Saturday, September 26, 2009

ANTICHRIST or PUNK'D AGAIN with Lars Von Trier

So I finally get to see this, after a couple of months of various discussion amongst critics and bloggers... scheduled to open in the U.S. in late October by IFC Films, and possibly shorn of its more outrageous imagery made me take matters into hand - not to mention that it might not make it anywhere near me that doesn't entail an hour's drive.
Let's just say that if you want to see this in the version that the Cannes audience saw, and not wait several months for discs to arrive in stores, opportunity is knocking.

First of all, it's not quite as lurid as the reviews have made it sound, although there's strong stuff here. Second, this is the most exciting thing in the world of film in ages... for some reason, only European directors seem to be able to deliver the goods (only Werner Herzog has stepped up and done TWO films to get people buzzed about film again); David Lynch was about the only recent American director to generate buzz this big.

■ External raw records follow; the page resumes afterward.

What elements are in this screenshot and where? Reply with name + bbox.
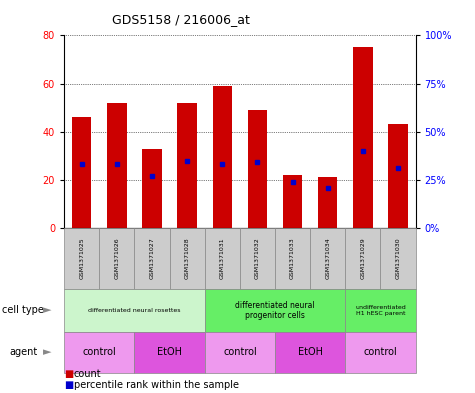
Bar (248, 110, 267, 228)
Text: undifferentiated
H1 hESC parent: undifferentiated H1 hESC parent (355, 305, 406, 316)
Text: ►: ► (43, 305, 52, 316)
Text: count: count (74, 369, 101, 379)
Bar (318, 177, 337, 228)
Text: differentiated neural rosettes: differentiated neural rosettes (88, 308, 180, 313)
Text: control: control (363, 347, 398, 357)
Bar (178, 103, 197, 228)
Bar (142, 149, 162, 228)
Text: ►: ► (43, 347, 52, 357)
Text: EtOH: EtOH (298, 347, 323, 357)
Text: GDS5158 / 216006_at: GDS5158 / 216006_at (112, 13, 249, 26)
Text: EtOH: EtOH (157, 347, 182, 357)
Text: GSM1371028: GSM1371028 (185, 238, 190, 279)
Bar (213, 86, 232, 228)
Text: agent: agent (10, 347, 38, 357)
Text: GSM1371027: GSM1371027 (150, 237, 154, 279)
Text: control: control (82, 347, 116, 357)
Text: ■: ■ (64, 369, 73, 379)
Text: GSM1371026: GSM1371026 (114, 238, 119, 279)
Text: differentiated neural
progenitor cells: differentiated neural progenitor cells (235, 301, 315, 320)
Bar (389, 125, 408, 228)
Bar (353, 48, 372, 228)
Text: GSM1371030: GSM1371030 (396, 238, 400, 279)
Bar (107, 103, 126, 228)
Bar (72, 117, 91, 228)
Text: GSM1371032: GSM1371032 (255, 237, 260, 279)
Text: control: control (223, 347, 257, 357)
Text: GSM1371034: GSM1371034 (325, 237, 330, 279)
Text: GSM1371031: GSM1371031 (220, 238, 225, 279)
Text: ■: ■ (64, 380, 73, 390)
Bar (283, 175, 302, 228)
Text: cell type: cell type (2, 305, 44, 316)
Text: percentile rank within the sample: percentile rank within the sample (74, 380, 238, 390)
Text: GSM1371025: GSM1371025 (79, 238, 84, 279)
Text: GSM1371033: GSM1371033 (290, 237, 295, 279)
Text: GSM1371029: GSM1371029 (361, 237, 365, 279)
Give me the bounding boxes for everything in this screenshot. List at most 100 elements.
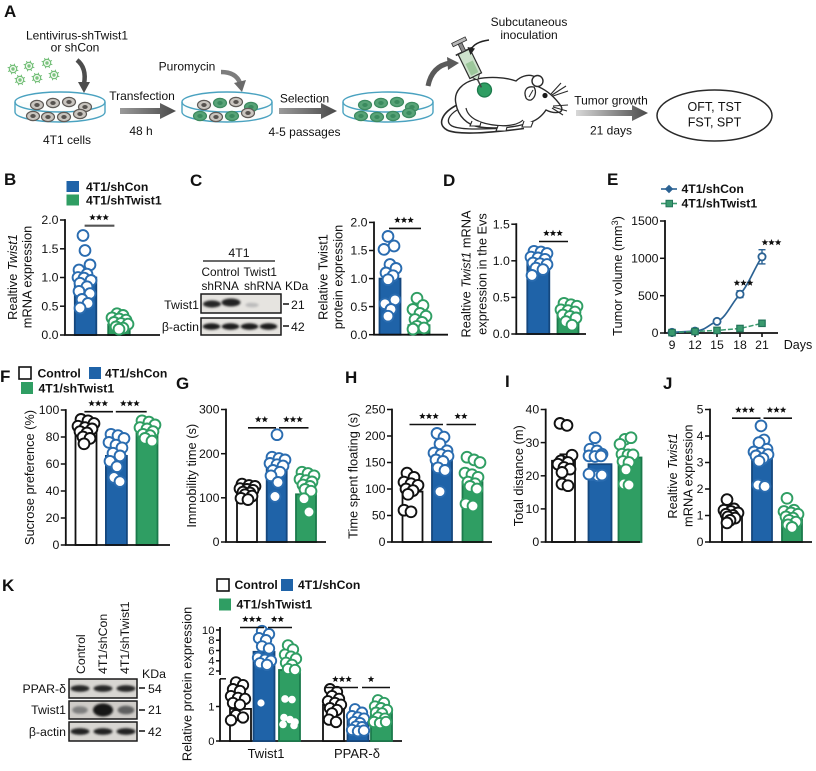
svg-text:4T1/shCon: 4T1/shCon xyxy=(298,578,360,592)
svg-text:500: 500 xyxy=(638,289,659,303)
svg-text:4T1/shCon: 4T1/shCon xyxy=(682,182,744,196)
svg-text:β-actin: β-actin xyxy=(29,725,66,739)
svg-text:shRNA: shRNA xyxy=(202,279,239,293)
svg-text:0.0: 0.0 xyxy=(493,327,510,341)
svg-text:J: J xyxy=(663,374,672,393)
svg-text:18: 18 xyxy=(733,338,747,352)
svg-text:Puromycin: Puromycin xyxy=(159,60,216,74)
svg-text:Subcutaneous: Subcutaneous xyxy=(491,15,568,29)
svg-text:F: F xyxy=(0,367,10,386)
svg-text:Realtive Twist1: Realtive Twist1 xyxy=(665,433,680,519)
svg-text:50: 50 xyxy=(372,509,386,523)
svg-text:21 days: 21 days xyxy=(590,124,632,138)
svg-text:KDa: KDa xyxy=(142,667,166,681)
svg-text:0.5: 0.5 xyxy=(350,300,367,314)
svg-text:A: A xyxy=(4,2,16,21)
svg-text:Total distance (m): Total distance (m) xyxy=(511,425,526,526)
svg-text:5: 5 xyxy=(697,403,704,417)
svg-text:20: 20 xyxy=(46,511,60,525)
svg-text:0: 0 xyxy=(652,326,659,340)
svg-text:4T1/shCon: 4T1/shCon xyxy=(86,180,148,194)
svg-text:80: 80 xyxy=(46,430,60,444)
svg-text:10: 10 xyxy=(202,625,215,637)
svg-text:I: I xyxy=(505,372,510,391)
svg-text:2.0: 2.0 xyxy=(41,213,58,227)
svg-text:0: 0 xyxy=(379,535,386,549)
svg-text:Realtive Twist1 mRNA: Realtive Twist1 mRNA xyxy=(459,210,474,338)
svg-text:21: 21 xyxy=(148,703,162,717)
svg-text:30: 30 xyxy=(526,436,540,450)
svg-text:KDa: KDa xyxy=(285,279,309,293)
svg-text:4T1/shTwist1: 4T1/shTwist1 xyxy=(86,194,162,208)
svg-text:Time spent floating (s): Time spent floating (s) xyxy=(346,413,361,539)
svg-text:0: 0 xyxy=(213,535,220,549)
svg-text:1000: 1000 xyxy=(631,252,659,266)
svg-text:1.0: 1.0 xyxy=(493,254,510,268)
svg-text:Twist1: Twist1 xyxy=(244,265,277,279)
svg-text:1.5: 1.5 xyxy=(41,242,58,256)
svg-text:expression in the Evs: expression in the Evs xyxy=(475,213,490,335)
svg-text:1: 1 xyxy=(208,701,214,713)
svg-text:2: 2 xyxy=(208,666,214,678)
svg-text:0: 0 xyxy=(52,538,59,552)
svg-text:4T1: 4T1 xyxy=(228,246,249,260)
svg-text:mRNA expression: mRNA expression xyxy=(20,226,35,328)
svg-text:1.0: 1.0 xyxy=(350,272,367,286)
svg-text:β-actin: β-actin xyxy=(162,320,199,334)
svg-text:15: 15 xyxy=(710,338,724,352)
svg-text:Twist1: Twist1 xyxy=(164,298,199,312)
svg-text:21: 21 xyxy=(755,338,769,352)
svg-text:FST, SPT: FST, SPT xyxy=(688,116,742,130)
svg-text:or shCon: or shCon xyxy=(51,41,100,55)
svg-text:0.5: 0.5 xyxy=(493,291,510,305)
svg-text:0.5: 0.5 xyxy=(41,299,58,313)
svg-text:shRNA: shRNA xyxy=(244,279,281,293)
svg-text:Transfection: Transfection xyxy=(109,89,175,103)
svg-text:0: 0 xyxy=(697,535,704,549)
svg-text:4T1/shTwist1: 4T1/shTwist1 xyxy=(237,598,313,612)
svg-text:4T1/shCon: 4T1/shCon xyxy=(105,367,167,381)
svg-text:K: K xyxy=(2,576,15,595)
svg-text:1.0: 1.0 xyxy=(41,271,58,285)
svg-text:1.5: 1.5 xyxy=(350,244,367,258)
svg-text:4T1/shTwist1: 4T1/shTwist1 xyxy=(682,197,758,211)
svg-text:1500: 1500 xyxy=(631,214,659,228)
svg-text:0.0: 0.0 xyxy=(41,328,58,342)
svg-text:Twist1: Twist1 xyxy=(248,746,285,761)
svg-text:20: 20 xyxy=(526,469,540,483)
svg-text:100: 100 xyxy=(39,403,60,417)
svg-text:0.0: 0.0 xyxy=(350,328,367,342)
svg-text:C: C xyxy=(190,171,202,190)
svg-text:9: 9 xyxy=(669,338,676,352)
svg-text:10: 10 xyxy=(526,502,540,516)
svg-text:mRNA expression: mRNA expression xyxy=(681,425,696,527)
svg-text:Days: Days xyxy=(784,338,812,352)
svg-text:Tumor growth: Tumor growth xyxy=(574,94,648,108)
svg-text:D: D xyxy=(443,171,455,190)
svg-text:1.5: 1.5 xyxy=(493,217,510,231)
svg-text:Control: Control xyxy=(38,367,81,381)
svg-text:4: 4 xyxy=(697,429,704,443)
svg-text:6: 6 xyxy=(208,645,214,657)
svg-text:2.0: 2.0 xyxy=(350,216,367,230)
svg-text:4T1/shTwist1: 4T1/shTwist1 xyxy=(39,382,115,396)
svg-text:PPAR-δ: PPAR-δ xyxy=(22,682,66,696)
svg-text:Relative Twist1: Relative Twist1 xyxy=(316,234,331,320)
svg-text:4T1/shTwist1: 4T1/shTwist1 xyxy=(118,601,132,674)
svg-text:3: 3 xyxy=(697,456,704,470)
svg-text:PPAR-δ: PPAR-δ xyxy=(334,746,380,761)
svg-text:250: 250 xyxy=(365,403,386,417)
svg-text:1: 1 xyxy=(697,509,704,523)
svg-text:42: 42 xyxy=(291,320,305,334)
svg-text:4T1 cells: 4T1 cells xyxy=(43,133,91,147)
svg-text:200: 200 xyxy=(199,447,220,461)
svg-text:200: 200 xyxy=(365,429,386,443)
svg-text:H: H xyxy=(345,368,357,387)
svg-text:100: 100 xyxy=(199,491,220,505)
svg-text:Control: Control xyxy=(74,634,88,674)
svg-text:G: G xyxy=(176,374,189,393)
svg-text:100: 100 xyxy=(365,482,386,496)
svg-text:4-5 passages: 4-5 passages xyxy=(268,125,340,139)
svg-text:4: 4 xyxy=(208,656,214,668)
svg-text:60: 60 xyxy=(46,457,60,471)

ANTICHRIST is basically a combination of a Strindberg play with the aesthetics of Bergman and 'torture porn', whipped into frenzy with that touch of Von Trier (equal parts of wonder and contempt). I don't think that he's joking; but I do think that he did have some fun tweaking some of the conventions of the horror film -- and still making it way more disturbing than any recent 'straight horror' film.

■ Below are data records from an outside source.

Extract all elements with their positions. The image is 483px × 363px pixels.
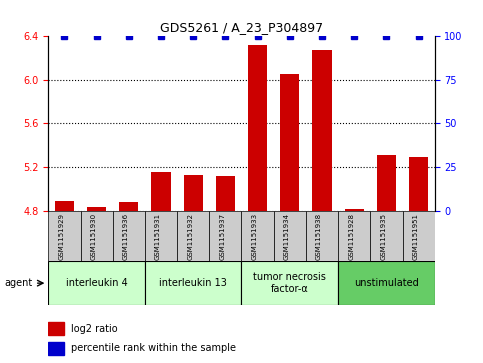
FancyBboxPatch shape — [145, 261, 242, 305]
Text: agent: agent — [5, 278, 33, 288]
Text: interleukin 4: interleukin 4 — [66, 278, 128, 288]
Text: GSM1151932: GSM1151932 — [187, 213, 193, 260]
FancyBboxPatch shape — [209, 211, 242, 261]
Bar — [151, 172, 170, 363]
Text: GSM1151951: GSM1151951 — [412, 213, 419, 260]
Bar — [409, 157, 428, 363]
FancyBboxPatch shape — [48, 211, 81, 261]
Bar — [48, 322, 64, 335]
Text: GSM1151934: GSM1151934 — [284, 213, 290, 260]
Text: GSM1151937: GSM1151937 — [219, 213, 226, 260]
FancyBboxPatch shape — [306, 211, 338, 261]
Title: GDS5261 / A_23_P304897: GDS5261 / A_23_P304897 — [160, 21, 323, 34]
Bar — [48, 342, 64, 355]
Bar — [313, 50, 332, 363]
Bar — [184, 175, 203, 363]
FancyBboxPatch shape — [145, 211, 177, 261]
Bar — [55, 201, 74, 363]
Text: GSM1151931: GSM1151931 — [155, 213, 161, 260]
FancyBboxPatch shape — [338, 261, 435, 305]
Bar — [87, 207, 106, 363]
FancyBboxPatch shape — [177, 211, 209, 261]
FancyBboxPatch shape — [274, 211, 306, 261]
Bar — [216, 176, 235, 363]
Bar — [248, 45, 267, 363]
FancyBboxPatch shape — [402, 211, 435, 261]
FancyBboxPatch shape — [242, 261, 338, 305]
FancyBboxPatch shape — [242, 211, 274, 261]
Text: GSM1151935: GSM1151935 — [381, 213, 386, 260]
Text: log2 ratio: log2 ratio — [71, 324, 118, 334]
FancyBboxPatch shape — [81, 211, 113, 261]
Text: interleukin 13: interleukin 13 — [159, 278, 227, 288]
FancyBboxPatch shape — [48, 261, 145, 305]
Text: GSM1151933: GSM1151933 — [252, 213, 257, 260]
FancyBboxPatch shape — [370, 211, 402, 261]
Text: GSM1151928: GSM1151928 — [348, 213, 354, 260]
Bar — [280, 74, 299, 363]
FancyBboxPatch shape — [113, 211, 145, 261]
Bar — [377, 155, 396, 363]
FancyBboxPatch shape — [338, 211, 370, 261]
Text: tumor necrosis
factor-α: tumor necrosis factor-α — [254, 272, 326, 294]
Text: percentile rank within the sample: percentile rank within the sample — [71, 343, 237, 354]
Bar — [119, 202, 139, 363]
Text: unstimulated: unstimulated — [354, 278, 419, 288]
Text: GSM1151930: GSM1151930 — [91, 213, 97, 260]
Bar — [344, 209, 364, 363]
Text: GSM1151938: GSM1151938 — [316, 213, 322, 260]
Text: GSM1151929: GSM1151929 — [58, 213, 64, 260]
Text: GSM1151936: GSM1151936 — [123, 213, 129, 260]
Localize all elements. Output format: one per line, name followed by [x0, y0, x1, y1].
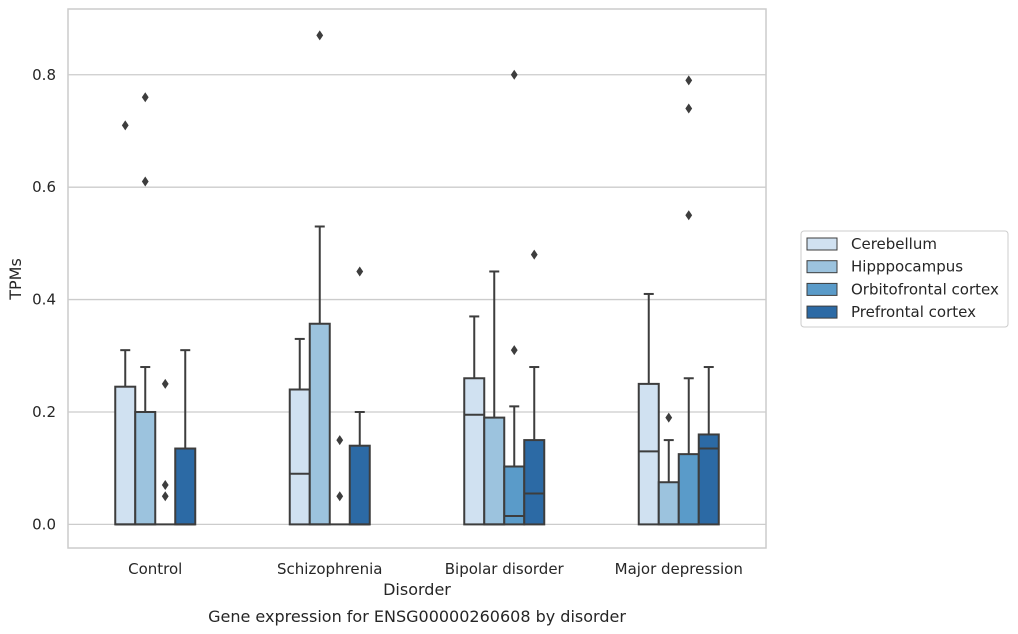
outlier-point: [121, 120, 129, 131]
box: [174, 447, 197, 526]
outlier-point: [316, 30, 324, 41]
box: [677, 453, 700, 526]
legend-label: Prefrontal cortex: [851, 303, 976, 321]
x-tick-label: Schizophrenia: [277, 560, 382, 578]
y-tick-labels: 0.0 0.2 0.4 0.6 0.8: [32, 66, 56, 534]
y-tick-label: 0.4: [32, 291, 56, 309]
box: [348, 444, 371, 526]
outlier-point: [336, 435, 344, 446]
legend: Cerebellum Hipppocampus Orbitofrontal cort…: [800, 230, 1009, 328]
y-axis-label: TPMs: [6, 258, 25, 301]
box: [288, 388, 311, 526]
x-tick-label: Control: [128, 560, 182, 578]
plot-frame: [67, 8, 767, 549]
box: [114, 385, 137, 526]
outlier-point: [336, 491, 344, 502]
outlier-point: [510, 69, 518, 80]
box: [657, 481, 680, 526]
box-group: [134, 92, 157, 526]
box-group: [463, 315, 486, 526]
y-tick-label: 0.2: [32, 403, 56, 421]
outlier-point: [510, 345, 518, 356]
legend-entries: Cerebellum Hipppocampus Orbitofrontal cort…: [806, 235, 999, 321]
legend-label: Cerebellum: [851, 235, 937, 253]
outlier-point: [141, 176, 149, 187]
box: [523, 439, 546, 526]
box-group: [697, 366, 720, 526]
legend-label: Hipppocampus: [851, 258, 963, 276]
boxes: [114, 30, 720, 526]
outlier-point: [161, 480, 169, 491]
box: [483, 416, 506, 526]
outlier-point: [530, 249, 538, 260]
box-group: [348, 266, 371, 526]
box-group: [637, 292, 660, 526]
x-tick-labels: Control Schizophrenia Bipolar disorder Majo…: [128, 560, 743, 578]
y-tick-label: 0.0: [32, 515, 56, 533]
box-group: [523, 249, 546, 526]
outlier-point: [141, 92, 149, 103]
outlier-point: [161, 491, 169, 502]
outlier-point: [665, 412, 673, 423]
outlier-point: [161, 378, 169, 389]
legend-swatch: [806, 237, 838, 251]
box-group: [155, 378, 176, 526]
y-tick-label: 0.8: [32, 66, 56, 84]
box-group: [114, 120, 137, 526]
box: [463, 377, 486, 526]
box-group: [657, 412, 680, 526]
box: [637, 382, 660, 526]
outlier-point: [685, 103, 693, 114]
y-tick-label: 0.6: [32, 178, 56, 196]
box-group: [483, 270, 506, 526]
x-axis-label: Disorder: [383, 580, 451, 599]
box: [134, 410, 157, 526]
box: [697, 433, 720, 526]
outlier-point: [685, 75, 693, 86]
outlier-point: [685, 210, 693, 221]
plot-background: [68, 9, 766, 548]
outlier-point: [356, 266, 364, 277]
x-tick-label: Major depression: [615, 560, 743, 578]
chart-caption: Gene expression for ENSG00000260608 by d…: [208, 607, 626, 626]
box: [308, 322, 331, 526]
box-group: [329, 435, 350, 526]
legend-frame: [800, 230, 1009, 328]
legend-swatch: [806, 282, 838, 296]
x-tick-label: Bipolar disorder: [445, 560, 565, 578]
box-group: [174, 349, 197, 526]
legend-swatch: [806, 260, 838, 274]
legend-label: Orbitofrontal cortex: [851, 280, 999, 298]
legend-swatch: [806, 305, 838, 319]
box-group: [308, 30, 331, 526]
box-group: [288, 337, 311, 526]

Von Trier has trucked with horror before - if you've seen THE KINGDOM, then you know what he's capable of (and that was a miniseries for TV); and I'd even say that his second feature, EPIDEMIC, also fall under that heading (think of ADAPTATION done as a horror film). In both those instances, the horror coexists with a somewhat self-aware attitude - sort of 'What can I get away with?', prime example being the end of THE KINGDOM.

In ANTICHRIST, these moments are littered throughout the film, starting with the title and the opening prologue. But the big moment occurs roughly about an hour into the film, and one's reaction to it is the litmus test. At that point, you either ride it out to the end, or you abandon all hope, ye who have entered, to paraphrase a bit.

To call it 'horror' is rather unfair - it certainly doesn't fit comfortably within the confines of what most consider a horror film, though it does use the tropes of horror pretty well, and does manage to subvert several of them with a smirk (such as Willem Defoe being the Final Girl figure, as well as a whiff of his Jesus from LAST TEMPTATION OF CHRIST.) It's 'art-horror' which puts it in the same class as another Cannes shocker from earlier, Andrzej Zulawski's POSSESSION.

Get out to see this when you can (or seize on that opportunity knocking). You may like it or absolutely hate it... you won't be bored either way.